KMI's Volume Plummets 21.54% to 326th Despite Earnings Revisions and Mixed Revenue Growth

Generated by AI AgentAinvest Market Brief
Monday, Aug 25, 2025 7:39 pm ET1min read
Aime RobotAime Summary

- Kinder Morgan's (KMI) August 25 trading volume dropped 21.54% to $0.27B, ranking 326th, with a 0.82% stock decline.

- Earnings revisions show mixed momentum: Q3 EPS up 16% YoY but 30-day Zacks estimates fell 1.4%, while revenue forecasts rose 12.7% YoY.

- Valuation metrics indicate KMI is fairly valued with a Zacks "C" rating, suggesting limited near-term upside/downside potential.

- A volume-based backtest (Dec 2021-Aug 2025) generated $2,940 profit but faced -$1,960 drawdown, with August 2025 showing worst monthly performance.

On August 25, 2025,

(KMI) saw a trading volume of $0.27 billion, a 21.54% drop from the previous day, ranking it 326th in market activity. The stock closed down 0.82%, underperforming broader market trends.

Analysts highlight earnings revisions as a critical factor for KMI’s near-term trajectory. The company is projected to report $0.29 per share in the current quarter, a 16% year-over-year increase. However, the Zacks Consensus Estimate for this quarter has declined 1.4% over the past 30 days. For the current fiscal year, earnings are expected to reach $1.27 per share, reflecting a 10.4% annual growth, though this estimate has risen by just 0.3% in the same period. The next fiscal year’s consensus stands at $1.31 per share, indicating a 3.2% year-over-year improvement, albeit with a 0.8% downward adjustment in the past month.

Revenue projections show mixed momentum. KMI’s current quarter sales are forecast at $4.17 billion, a 12.7% increase year-over-year. For the next two fiscal years, revenue estimates of $17.03 billion and $18.06 billion suggest growth rates of 12.8% and 6.1%, respectively. Recent quarterly results included $4.04 billion in revenue, a 13.2% rise year-over-year, though earnings per share of $0.28 matched the prior year’s figure, resulting in a zero EPS surprise.

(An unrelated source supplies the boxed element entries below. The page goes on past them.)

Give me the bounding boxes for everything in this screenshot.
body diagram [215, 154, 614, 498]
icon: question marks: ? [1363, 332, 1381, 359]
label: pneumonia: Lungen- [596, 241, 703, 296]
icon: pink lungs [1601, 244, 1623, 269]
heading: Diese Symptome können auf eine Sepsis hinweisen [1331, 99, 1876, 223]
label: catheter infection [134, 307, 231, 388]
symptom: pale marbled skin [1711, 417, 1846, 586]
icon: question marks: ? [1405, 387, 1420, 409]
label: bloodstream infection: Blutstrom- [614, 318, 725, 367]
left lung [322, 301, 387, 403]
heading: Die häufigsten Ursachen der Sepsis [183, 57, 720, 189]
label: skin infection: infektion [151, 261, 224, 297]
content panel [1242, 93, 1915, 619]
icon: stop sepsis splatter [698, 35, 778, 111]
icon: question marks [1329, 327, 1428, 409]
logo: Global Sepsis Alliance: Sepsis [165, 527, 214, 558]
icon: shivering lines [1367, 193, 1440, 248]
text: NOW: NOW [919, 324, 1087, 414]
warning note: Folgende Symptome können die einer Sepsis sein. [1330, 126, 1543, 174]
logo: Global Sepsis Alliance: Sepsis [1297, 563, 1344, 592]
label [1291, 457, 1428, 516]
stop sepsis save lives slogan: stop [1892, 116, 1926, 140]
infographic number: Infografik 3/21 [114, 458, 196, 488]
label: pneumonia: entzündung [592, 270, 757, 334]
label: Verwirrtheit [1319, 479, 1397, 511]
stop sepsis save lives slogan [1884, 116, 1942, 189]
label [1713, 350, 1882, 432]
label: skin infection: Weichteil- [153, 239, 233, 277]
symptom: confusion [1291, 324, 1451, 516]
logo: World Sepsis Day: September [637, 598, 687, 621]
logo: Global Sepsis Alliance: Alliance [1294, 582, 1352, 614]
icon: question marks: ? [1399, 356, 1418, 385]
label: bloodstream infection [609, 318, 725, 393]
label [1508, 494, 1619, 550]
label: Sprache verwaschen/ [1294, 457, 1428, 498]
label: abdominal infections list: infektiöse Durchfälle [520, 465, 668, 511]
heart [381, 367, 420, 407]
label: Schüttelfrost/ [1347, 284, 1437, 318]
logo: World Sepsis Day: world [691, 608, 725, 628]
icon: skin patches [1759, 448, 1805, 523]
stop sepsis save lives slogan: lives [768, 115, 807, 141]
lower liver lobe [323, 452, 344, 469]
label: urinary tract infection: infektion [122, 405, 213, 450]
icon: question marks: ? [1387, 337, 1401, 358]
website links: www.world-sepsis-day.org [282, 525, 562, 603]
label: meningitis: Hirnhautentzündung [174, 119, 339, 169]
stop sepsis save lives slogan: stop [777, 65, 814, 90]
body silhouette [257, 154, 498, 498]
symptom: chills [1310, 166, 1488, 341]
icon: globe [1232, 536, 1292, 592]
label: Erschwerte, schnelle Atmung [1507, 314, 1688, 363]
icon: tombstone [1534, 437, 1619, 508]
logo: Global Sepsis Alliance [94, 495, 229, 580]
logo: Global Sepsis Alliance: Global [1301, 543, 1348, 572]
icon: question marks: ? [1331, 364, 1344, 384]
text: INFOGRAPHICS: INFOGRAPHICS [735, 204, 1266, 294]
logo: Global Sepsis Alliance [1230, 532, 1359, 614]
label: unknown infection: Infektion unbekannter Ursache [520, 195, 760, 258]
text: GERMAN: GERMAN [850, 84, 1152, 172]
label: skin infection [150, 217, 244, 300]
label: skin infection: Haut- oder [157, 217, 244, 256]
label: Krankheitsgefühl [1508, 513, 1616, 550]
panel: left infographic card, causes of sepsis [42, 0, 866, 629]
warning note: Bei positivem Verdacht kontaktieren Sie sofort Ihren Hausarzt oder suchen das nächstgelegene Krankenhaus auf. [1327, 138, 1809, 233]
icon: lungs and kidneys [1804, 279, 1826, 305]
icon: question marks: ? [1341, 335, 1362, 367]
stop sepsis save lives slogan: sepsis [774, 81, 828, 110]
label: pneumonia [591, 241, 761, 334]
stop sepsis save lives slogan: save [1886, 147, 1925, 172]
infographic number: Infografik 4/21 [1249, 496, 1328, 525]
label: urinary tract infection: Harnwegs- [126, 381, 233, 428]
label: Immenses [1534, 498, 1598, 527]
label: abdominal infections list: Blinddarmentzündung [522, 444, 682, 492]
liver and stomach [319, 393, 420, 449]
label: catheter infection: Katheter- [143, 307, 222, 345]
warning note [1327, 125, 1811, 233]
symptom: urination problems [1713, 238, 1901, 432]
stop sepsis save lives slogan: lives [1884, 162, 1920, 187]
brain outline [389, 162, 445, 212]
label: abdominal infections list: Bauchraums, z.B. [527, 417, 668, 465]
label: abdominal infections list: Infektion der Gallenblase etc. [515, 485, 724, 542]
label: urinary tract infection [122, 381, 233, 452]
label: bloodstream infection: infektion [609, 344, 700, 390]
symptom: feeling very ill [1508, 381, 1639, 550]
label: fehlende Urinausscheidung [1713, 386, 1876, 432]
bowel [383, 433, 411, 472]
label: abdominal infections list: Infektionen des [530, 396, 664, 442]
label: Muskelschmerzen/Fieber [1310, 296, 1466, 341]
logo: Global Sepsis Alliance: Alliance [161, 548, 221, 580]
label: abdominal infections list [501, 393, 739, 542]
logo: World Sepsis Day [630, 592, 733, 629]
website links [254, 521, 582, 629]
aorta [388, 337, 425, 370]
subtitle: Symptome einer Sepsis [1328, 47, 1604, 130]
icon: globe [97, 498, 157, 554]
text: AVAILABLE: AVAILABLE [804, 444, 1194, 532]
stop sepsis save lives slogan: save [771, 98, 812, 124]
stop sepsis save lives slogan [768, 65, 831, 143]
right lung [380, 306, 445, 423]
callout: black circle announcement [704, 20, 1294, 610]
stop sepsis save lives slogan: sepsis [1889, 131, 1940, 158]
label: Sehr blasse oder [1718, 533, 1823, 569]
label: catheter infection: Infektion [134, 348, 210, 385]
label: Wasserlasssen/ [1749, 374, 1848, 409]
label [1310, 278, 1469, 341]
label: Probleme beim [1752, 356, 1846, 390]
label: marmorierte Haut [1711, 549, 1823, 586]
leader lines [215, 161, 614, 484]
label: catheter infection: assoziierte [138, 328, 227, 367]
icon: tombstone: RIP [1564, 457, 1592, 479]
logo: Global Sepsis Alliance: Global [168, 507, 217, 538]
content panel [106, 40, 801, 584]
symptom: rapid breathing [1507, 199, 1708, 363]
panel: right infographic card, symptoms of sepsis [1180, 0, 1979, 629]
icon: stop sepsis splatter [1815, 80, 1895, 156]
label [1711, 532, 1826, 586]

Valuation metrics position

as fairly valued relative to peers. The Zacks Value Style Score assigns it a “C,” indicating alignment with industry benchmarks. This suggests limited upside or downside potential in the near term, with the stock neither significantly undervalued nor overvalued.

A backtest of a strategy buying the top 500 stocks by daily volume and holding for one day from December 2021 to August 2025 yielded $2,940 in total profit, with a maximum drawdown of -$1,960. The Sharpe ratio of 1.53 reflects strong risk-adjusted returns, though the worst monthly performance was a $790 loss in August 2025.